---
title: Homework 4
jupyter: python3
---


This assignment will continue to use the American Community Survey (ACS) from the US Census.
You will need to refer to the documentation to know what the ACS variable names mean. You can find a copy of the codebook in the [Lab 4 folder on Google Drive](https://drive.google.com/drive/u/0/folders/1jkY0mTxBhwOvvCJE_CJ3LWiOr_9V1ojZ)


In [1]:
import warnings
warnings.simplefilter(action='ignore', category=FutureWarning)

import pandas as pd
import numpy as np
import seaborn as sb
import matplotlib.pyplot as plt
pd.options.mode.chained_assignment = None

In [2]:
acs = pd.read_csv("./pums_short.csv.gz")

## Question 1: Working with missing data

### Q1.a

In the previous lab we counted the number of missing values for the `"RNTP"` column using

In [3]:
acs["RNTP"].isna().sum()

np.int64(202728)

In [4]:
acs["VALP"].isna().sum()

np.int64(97644)

In [8]:
missing_values = acs["RNTP"].isna() | acs["VALP"].isna()
rows_in_acs = missing_values.sum()
print(rows_in_acs)

276632


Repeat for the `"VALP"` column. (If you want, you can compute both totals simultaneously.)

Print out the total number of rows in the `acs` table. What do you notice about the total number of rows and the sum of the missing values for these two columns?



### Q1.b

Write a single line of code that proves that 100% of observations are missing either the `"VALP"` or `"RNTP"` measurements.


### Q1.c

The `.dropna()` method has a `subset = ['column1', 'column2']` argument that allows you to indicate which columns your want to use to control how rows are dropped from the result.

Create a table called `owners` that only includes households that have non-missing `"VALP"` entries. Print out the number of rows in this table and verify it matches the number of observations with *non-missing* `"VALP"` entries in `acs`. Hint:

In [None]:
hint = pd.Series([True, False, False, True])
~ hint

### Q1.d

Using the `owners` table, what **proportion** of rows are missing `"HINCP"` values?

Find the median value of the non-missing values (hint: built in Panadas methods automatically drop missing values).

Using the `.fillna(VALUE, inplace = TRUE)` method, update the `"HINCP"` column of the `owners` table by making any missing values equal to median of the non-missing values.

Verify by showing that all of the values are not missing for `"HINCP"`.



### Q1.e

Repeat the above steps to create a table `renters` that contains only rows for people who are renting (have non-missing `RNTP` values) and median impute any missing `HINCP` values.

For both `owners` and `renters` compute the following quantities for the "HINCP" column.
- mean
- median
- IQR
- standard deviation

Which group has the higher location values?

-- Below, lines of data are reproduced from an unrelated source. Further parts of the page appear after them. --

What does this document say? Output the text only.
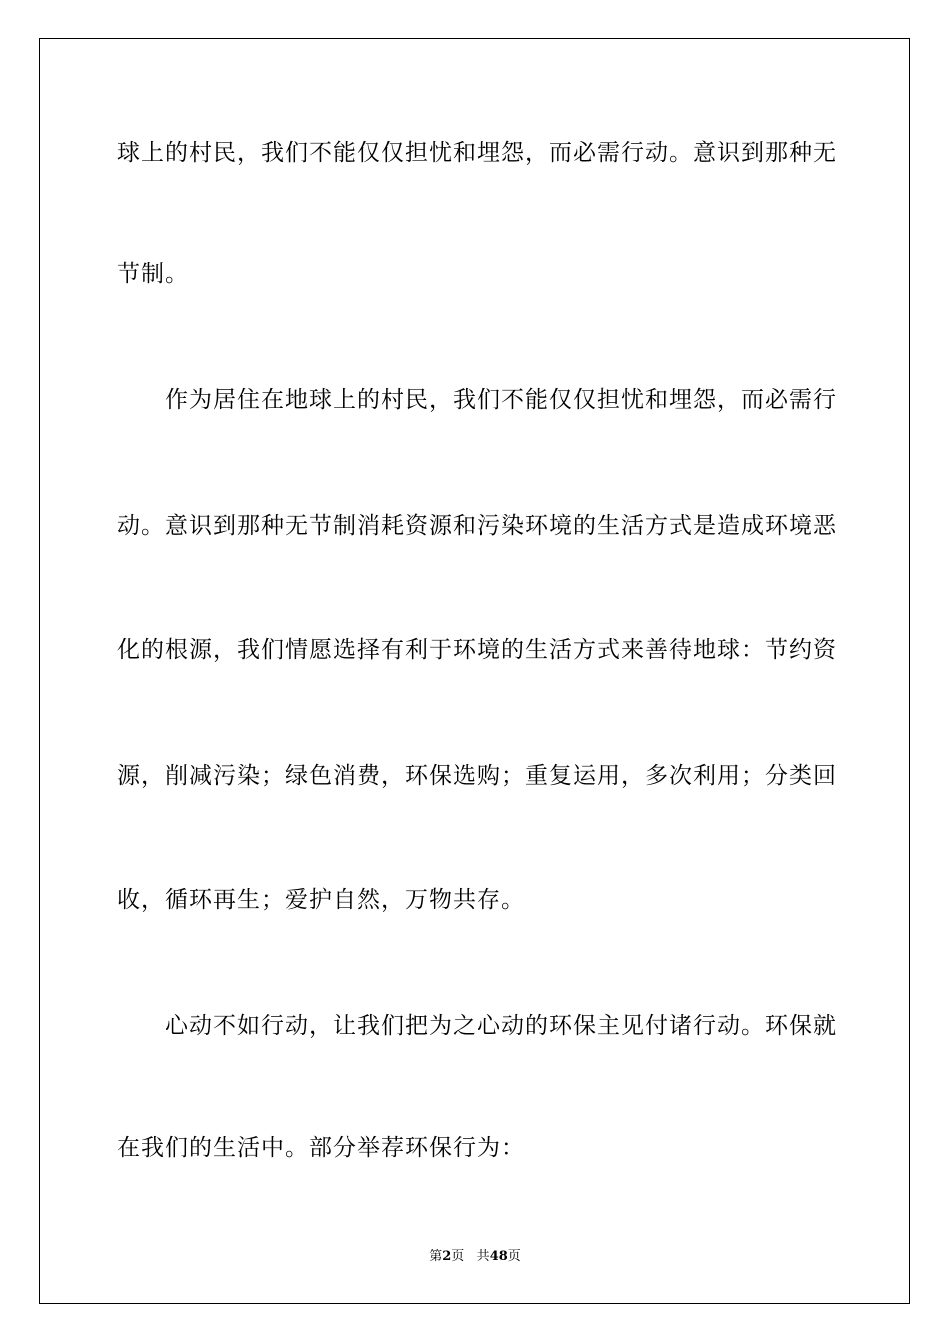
球上的村民，我们不能仅仅担忧和埋怨，而必需行动。意识到那种无
节制。
作为居住在地球上的村民，我们不能仅仅担忧和埋怨，而必需行
动。意识到那种无节制消耗资源和污染环境的生活方式是造成环境恶
化的根源，我们情愿选择有利于环境的生活方式来善待地球：节约资
源，削减污染；绿色消费，环保选购；重复运用，多次利用；分类回
收，循环再生；爱护自然，万物共存。
心动不如行动，让我们把为之心动的环保主见付诸行动。环保就
在我们的生活中。部分举荐环保行为：
第2页 共48页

Which group has more spread? Comment briefly on what this means.



## Question 2: More on distributions

### Q2.a Distributions of number of people in the household

Create a histogram of the number of people in the household (`NP`) for the `acs` data. Use the `bins` argument to create a histogram with 20 bins. Briefly discuss the location, spread, and skew of the distribution.

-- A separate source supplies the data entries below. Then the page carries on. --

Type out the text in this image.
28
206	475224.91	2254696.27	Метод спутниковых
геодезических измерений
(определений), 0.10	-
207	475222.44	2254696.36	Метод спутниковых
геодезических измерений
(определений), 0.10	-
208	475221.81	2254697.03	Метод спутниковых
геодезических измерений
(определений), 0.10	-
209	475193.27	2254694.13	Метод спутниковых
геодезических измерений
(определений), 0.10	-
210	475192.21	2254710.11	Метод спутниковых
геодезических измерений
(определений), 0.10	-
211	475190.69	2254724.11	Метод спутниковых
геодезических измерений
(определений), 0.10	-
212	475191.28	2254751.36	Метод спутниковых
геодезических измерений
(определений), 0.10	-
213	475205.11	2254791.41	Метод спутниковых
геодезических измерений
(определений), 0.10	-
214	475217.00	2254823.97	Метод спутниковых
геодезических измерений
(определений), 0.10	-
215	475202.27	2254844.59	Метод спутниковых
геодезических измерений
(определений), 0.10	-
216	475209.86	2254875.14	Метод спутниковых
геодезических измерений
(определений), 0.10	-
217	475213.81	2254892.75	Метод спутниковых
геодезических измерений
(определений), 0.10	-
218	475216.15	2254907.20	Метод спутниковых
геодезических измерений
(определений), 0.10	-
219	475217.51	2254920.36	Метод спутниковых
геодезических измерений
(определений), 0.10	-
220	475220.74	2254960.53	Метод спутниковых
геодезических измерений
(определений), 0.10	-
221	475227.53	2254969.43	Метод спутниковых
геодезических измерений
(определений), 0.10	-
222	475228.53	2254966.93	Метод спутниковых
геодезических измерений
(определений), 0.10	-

### Q2.b Summaries of `NP`

Check your answers to the previous question by computing the mean, median, IQR, standard deviation, quantile skewness using the 0.25 and 0.75 quantile, and the coefficient of skewness of the `NP` column.

### Q2.c Comparing conditional distribution of NP for owners and renters

Create a side-by-side boxplot of the number of people in the household for owners and renters. What do you notice about the distributions of the number of people in the household for owners and renters?

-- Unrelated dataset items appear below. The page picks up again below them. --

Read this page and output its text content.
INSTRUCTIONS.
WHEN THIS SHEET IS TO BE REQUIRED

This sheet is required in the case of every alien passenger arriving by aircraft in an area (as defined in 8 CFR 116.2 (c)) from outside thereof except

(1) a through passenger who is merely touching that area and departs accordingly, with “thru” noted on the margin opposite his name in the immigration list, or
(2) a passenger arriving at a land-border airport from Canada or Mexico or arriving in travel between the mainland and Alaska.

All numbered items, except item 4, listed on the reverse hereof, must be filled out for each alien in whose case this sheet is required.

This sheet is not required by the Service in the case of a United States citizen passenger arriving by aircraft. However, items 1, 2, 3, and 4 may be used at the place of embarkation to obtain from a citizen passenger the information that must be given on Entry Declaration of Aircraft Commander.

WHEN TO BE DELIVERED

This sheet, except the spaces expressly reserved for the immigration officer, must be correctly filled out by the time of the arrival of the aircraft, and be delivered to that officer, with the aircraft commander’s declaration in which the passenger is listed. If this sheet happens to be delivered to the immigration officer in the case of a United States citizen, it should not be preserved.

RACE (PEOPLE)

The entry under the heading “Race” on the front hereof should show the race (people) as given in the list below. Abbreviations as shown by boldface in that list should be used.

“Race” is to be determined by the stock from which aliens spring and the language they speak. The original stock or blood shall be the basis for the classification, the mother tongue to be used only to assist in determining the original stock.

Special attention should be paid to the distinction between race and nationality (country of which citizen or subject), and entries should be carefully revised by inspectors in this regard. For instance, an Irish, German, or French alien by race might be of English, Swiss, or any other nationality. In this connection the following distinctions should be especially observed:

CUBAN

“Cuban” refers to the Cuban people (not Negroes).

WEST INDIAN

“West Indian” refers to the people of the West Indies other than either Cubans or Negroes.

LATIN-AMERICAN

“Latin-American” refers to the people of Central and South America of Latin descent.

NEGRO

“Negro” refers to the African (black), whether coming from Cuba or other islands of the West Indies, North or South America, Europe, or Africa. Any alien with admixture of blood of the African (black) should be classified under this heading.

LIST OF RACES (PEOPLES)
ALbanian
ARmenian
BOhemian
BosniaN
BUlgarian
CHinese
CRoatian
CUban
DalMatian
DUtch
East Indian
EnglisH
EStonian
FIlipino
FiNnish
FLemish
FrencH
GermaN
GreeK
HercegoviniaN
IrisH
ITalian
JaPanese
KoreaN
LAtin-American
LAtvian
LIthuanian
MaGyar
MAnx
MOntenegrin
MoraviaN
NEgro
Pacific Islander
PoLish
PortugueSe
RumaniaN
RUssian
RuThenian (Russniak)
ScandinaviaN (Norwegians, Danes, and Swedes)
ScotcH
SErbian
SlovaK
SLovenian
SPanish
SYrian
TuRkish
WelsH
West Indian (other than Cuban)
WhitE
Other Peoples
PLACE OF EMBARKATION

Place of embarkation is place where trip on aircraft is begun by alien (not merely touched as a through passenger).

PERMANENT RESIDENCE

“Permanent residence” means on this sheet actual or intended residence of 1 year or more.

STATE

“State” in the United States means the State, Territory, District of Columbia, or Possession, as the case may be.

### Q2.d Effect size of the difference in means

Compute the effect size of the difference in means of the number of people in the household for owners and renters. Use the formula for Cohen's $d$

$$d = \frac{\bar X_1 - \bar X_2}{S_p}$$

where $\bar X_1$ and $\bar X_2$ are the means of the two groups and $S_p$ is the pooled standard deviation.

Using the following table of effect sizes, how would you interpret the effect size of the difference in means of the number of people in the household for owners and renters?

| Effect size | Interpretation |
|-------------|-----------------|
| (0, 0.2]    | Small           |
| (0.2, 0.5]  | Medium          |
| (0.5, 0.1]  | Large           |
| (1, 2]      | Very large      |



## Question 3: More on means and medians

For this problem, we will investigate some theoretical properties of means and medians.

### Q3.a

We have already seen that the mean is the unique point $\bar X$ that makes $\sum_{i=1}^n (X_i - \bar X) = 0$. While we didn't introduce it as such, it is also the case that $\bar X$ is the point that **minimizes** $\sum_{i=1}^n (X_i - \bar X)^2$, the sum of squared deviations.

Using the `HINCP` column of the `acs` data, demonstrate that the sum of squared deviations from the mean is less than the sum of squared deviations from the median ($\sum_{i=1}^n (X_i - \tilde X)^2$).

Recall that `x**2` is how we square things in Python.

### Q3.b

Now, using $\bar X$ and $\tilde X$, compute the **sum of absolute distances**, $\sum_{i=1}^n | X_i - \bar X |$ and $\sum_{i=1}^n |X_i - \tilde X|$. Recall the `.abs()` method can compute the absolute value of a series.

### Q3.c

While we are not rising to the level of a mathematical proof, what do these result suggest about which type of measure of location would minimize the sum of absolute differences?